Pourquoi cette décision est-elle si importante au Honduras?

 

Cette décision est un triomphe pour deux raisons principales.

 

D’abord, ce recours d’amparo est un cas de succès en matière de litige stratégique. Étant au cœur du travail d’ASFC, le litige stratégique vise à utiliser le droit comme outil de changement social. Dans le présent cas, il existait une situation d’ignorance et de discrimination envers une population vulnérable de la société. En instrumentalisant le droit, nos partenaires locaux ont pu recentrer cette problématique au cœur du débat public et exiger la garantie des droits fondamentaux des enfants vivant dans la rue.

 

Il importe également de souligner la valeur de la collaboration multidisciplinaire dans ce recours d’amparo. La multidisciplinarité, une composante clé du litige stratégique, encourage la réflexion et l’analyse critique et permet d’aborder la problématique de façon intégrale. Dans le présent cas, l’équipe de la société civile impliqué dans le processus a su apporter différentes perspectives selon le champ d’expertise de chaque personne (juridique, social, culturel), ce qui a accordé au cas un poids considérable.

 

Ensuite, la décision qu’a rendue la Cour suprême du Honduras représente également une avancée jurisprudentielle substantielle. Effectivement, en se conformant aux standards internationaux en matière de droits humains, cette décision consolide l’ordre juridique interne à différents niveaux.

 

D’une part, dans ce recours d’amparo, la Cour Suprême reconnaît expressément la responsabilité de l’État en cas d’omissions. Le droit international rattache la responsabilité des États tant à leurs actions que leurs omissions qui conduisent à des violations de droits humains.
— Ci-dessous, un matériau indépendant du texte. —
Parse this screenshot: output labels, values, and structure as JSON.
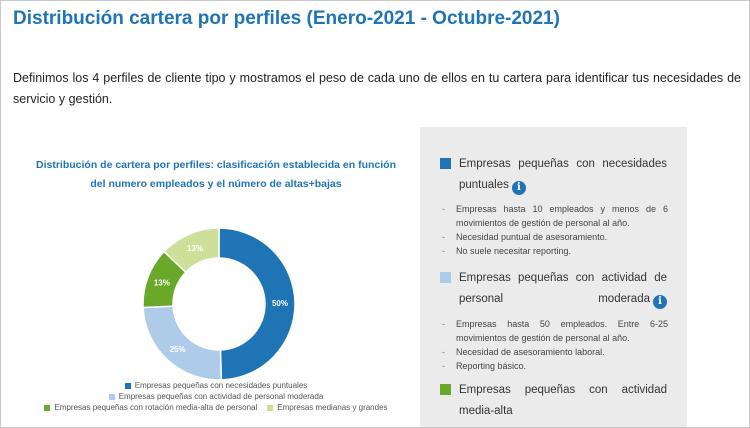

Or, les États ont traditionnellement été réticents à reconnaître leur responsabilité en matière d’omissions. Cette décision est donc fondamentale dans l’application de ce principe international à l’interne.

 

D’autre part, la décision de la Cour suprême représente également une avancée en matière de justiciabilité des droits sociaux, économiques et culturels (DESC). Les DESC ont longtemps été absents des politiques publiques. Les États leur ont historiquement attribué moins de valeur qu’aux droits civils et politiques. Pourtant, le droit international, en se basant sur les principes d’indivisibilité et d’interdépendance des droits humains, classe tous les droits humains au même rang. Cette décision est donc remarquable puisque, dans les actions imposées au gouvernement, elle se réfère indirectement aux obligations propres aux DESC telles que l’évaluation de la situation des DESC, la formulation de stratégies et plans visant à répondre à ces besoins ainsi que l’adoption de lois et l’allocation de fonds nécessaires pour soutenir les DESC.

 

Bien que cette décision représente un grand pas vers une meilleure protection des enfants vivant dans la rue, il est tout de même primordial de continuer à soutenir ces enfants et veiller à la véritable mise en œuvre de l’amparo.